The kid, the old bloke, and AB de Villiers

Times Media


TELFORD VICE, Bangalore

AB de Villiers has hijacked the emotions of the millions who have hung onto the gunshot crack of his every stroke for 99 tests. True to that form, he made a little boy cry and an old man happy in Bangalore on Thursday.

Nihaar Vishnu is blessed with eyes as bright as he is slight, even for an eight-year-old. But those eyes swam with still brighter tears as he sat fretting with his frowning father deep in the shadows of the M Chinnaswamy stadium watching the SA squad train on the outfield.

Some of Nihaar’s tears dropped gently onto the prize he clutched close to his heart: a miniature bat bearing the autograph of Abraham Benjamin de Villiers himself – a swooshy, swirly facsimile of some of the shots that have quickened the pulse of boys and girls of all ages around the cricket world.

But all was not well. Some parts of the autograph had rubbed off, and Nihaar wanted it restored to pristine perfection. Desperately.

How, you could see his father thinking, could they get close enough to De Villiers for a second time that day considering the swarm of flunkies that seem to exist only to keep the fans away?

As Nihaar sat there sniffling and staring, he was asked a stupid question.

“Who’s your favourite player?”

“AB de Villiers,” he replied without having to think.

At which point his father nudged him gently with some guidance: “And Virat Kohli …”

“… and Virat Kohli,” Nihaar repeated thinly.

Both play for Royal Challengers Bangalore in a city that loves them as much as Pretoria loves De Villiers.

Later in a room at the stadium sadly not accessible to Nihaar and his father, De Villiers appeared, his brow still sweaty from the morning’s exertions.

After almost 20 minutes of journalists’ questions and answers, a halt was called.

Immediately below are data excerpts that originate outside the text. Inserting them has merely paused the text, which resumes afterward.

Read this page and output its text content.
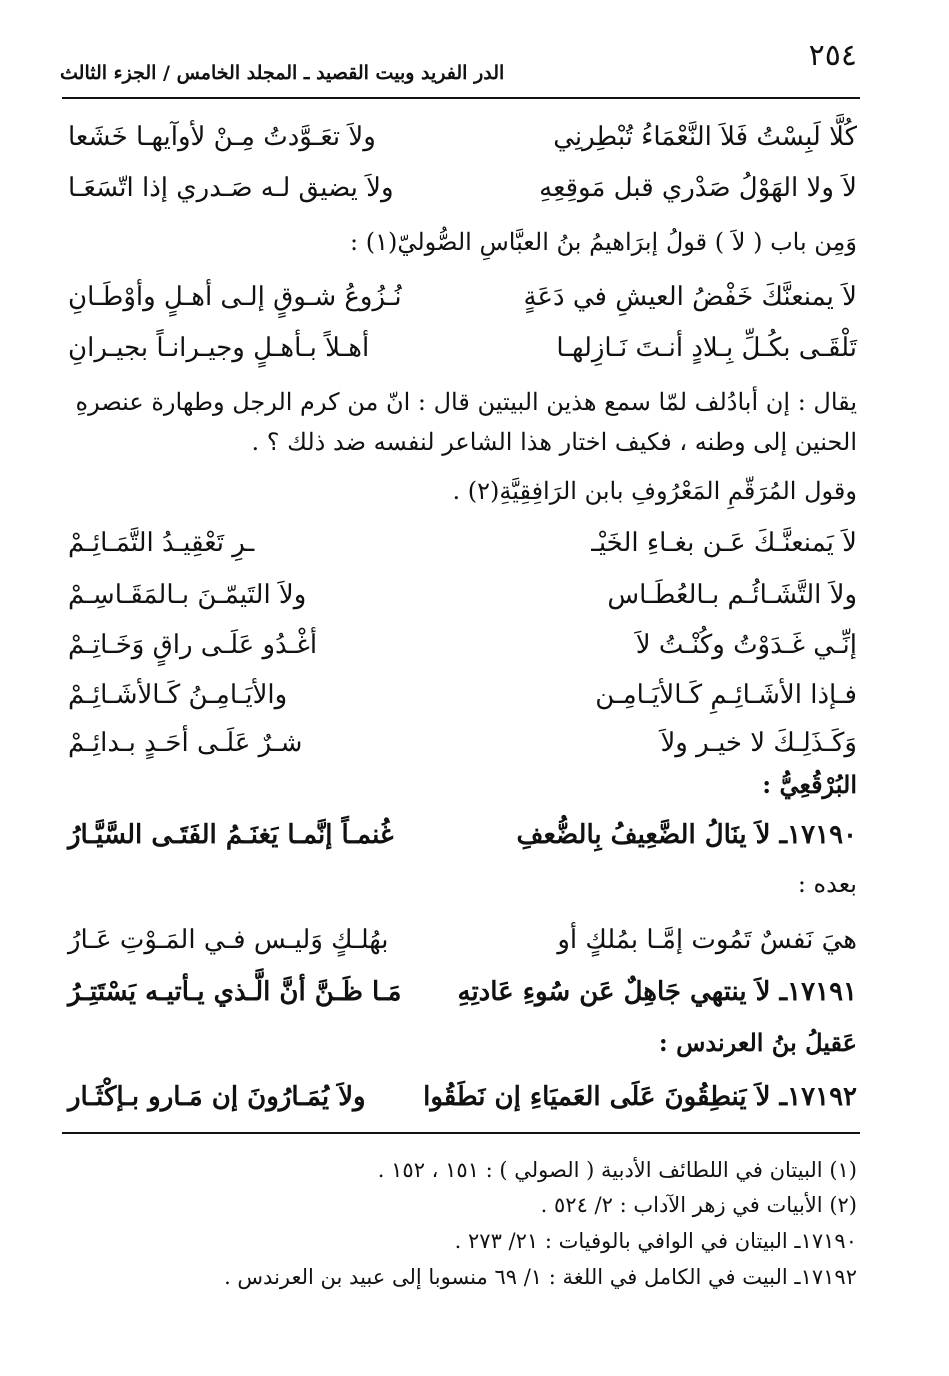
٢٥٤
الدر الفريد وبيت القصيد ـ المجلد الخامس / الجزء الثالث
كُلَّا لَبِسْتُ فَلاَ النَّعْمَاءُ تُبْطِرنِي
ولاَ تعَـوَّدتُ مِـنْ لأوآيهـا خَشَعا
لاَ ولا الهَوْلُ صَدْري قبل مَوقِعِهِ
ولاَ يضيق لـه صَـدري إذا اتّسَعَـا
وَمِن باب ( لاَ ) قولُ إبرَاهيمُ بنُ العبَّاسِ الصُّوليّ(١) :
لاَ يمنعنَّكَ خَفْضُ العيشِ في دَعَةٍ
نُـزُوعُ شـوقٍ إلـى أهـلٍ وأوْطَـانِ
تَلْقَـى بكُـلِّ بِـلادٍ أنـتَ نَـازِلهـا
أهـلاً بـأهـلٍ وجيـرانـاً بجيـرانِ
يقال : إن أبادُلف لمّا سمع هذين البيتين قال : انّ من كرم الرجل وطهارة عنصرهِ
الحنين إلى وطنه ، فكيف اختار هذا الشاعر لنفسه ضد ذلك ؟ .
وقول المُرَقّمِ المَعْرُوفِ بابن الرَافِقِيَّةِ(٢) .
لاَ يَمنعنَّـكَ عَـن بغـاءِ الخَيْـ
ـرِ تَعْقِيـدُ التَّمَـائِـمْ
ولاَ التَّشَـائُـم بـالعُطَـاس
ولاَ التَيمّـنَ بـالمَقَـاسِـمْ
إنِّـي غَـدَوْتُ وكُنْـتُ لاَ
أغْـدُو عَلَـى راقٍ وَخَـاتِـمْ
فـإذا الأشَـائِـمِ كَـالأيَـامِـن
والأيَـامِـنُ كَـالأشَـائِـمْ
وَكَـذَلِـكَ لا خيـر ولاَ
شـرٌ عَلَـى أحَـدٍ بـدائِـمْ
البُرْقُعِيُّ :
١٧١٩٠ـ لاَ ينَالُ الضَّعِيفُ بِالضُّعفِ
غُنمـاً إنَّمـا يَغنَـمُ الفَتَـى السَّيَّـارُ
بعده :
هيَ نَفسٌ تَمُوت إمَّـا بمُلكٍ أو
بهُلـكٍ وَليـس فـي المَـوْتِ عَـارُ
١٧١٩١ـ لاَ ينتهي جَاهِلٌ عَن سُوءِ عَادتِهِ
مَـا ظَـنَّ أنَّ الَّـذي يـأتيـه يَسْتَتِـرُ
عَقيلُ بنُ العرندس :
١٧١٩٢ـ لاَ يَنطِقُونَ عَلَى العَميَاءِ إن نَطَقُوا
ولاَ يُمَـارُونَ إن مَـارو بـإكْثَـار
(١) البيتان في اللطائف الأدبية ( الصولي ) : ١٥١ ، ١٥٢ .
(٢) الأبيات في زهر الآداب : ٢/ ٥٢٤ .
١٧١٩٠ـ البيتان في الوافي بالوفيات : ٢١/ ٢٧٣ .
١٧١٩٢ـ البيت في الكامل في اللغة : ١/ ٦٩ منسوبا إلى عبيد بن العرندس .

But, from the back of the room, came a hoary croak: “One more!”

It issued forth from Fakir Balaji, a grand old man of journalism who has written on everything from cricket to Bollywood to the economy; sometimes all of them together.

His “one more” question turned into the kind of three-in-one ambush Indian reporters are experts at laying. Balaji, who when asked his age replied, “60-something, one foot in the grave”, got his answers and promptly flashed the biggest gap-toothed smile this side of the Ganges.

Bless him. And bless the bloke who showed him due respect. But do not be fooled.

“I am not a nice guy on the field,” De Villiers said. “I will do whatever it takes for us to win games.

“If I have to sledge, I will get involved like that. I will try and intimidate a player if I have to.

“I will try and get Virat off his game by talking about his technique and little flaws. I don’t mind doing things like that; whatever it takes to win games.

“I have never really respected a guy that’s been a nice guy on the field. I want the opposition to be hard and to play to win.

“Off the field I try to be a good human being. I know my role in the side and that’s to win games of cricket and a lot of times I don’t have to be a nice guy to do that.”

There’s an eight-year-old in there somewhere refusing to grow to 60-something, and on Saturday he will play his 100th test.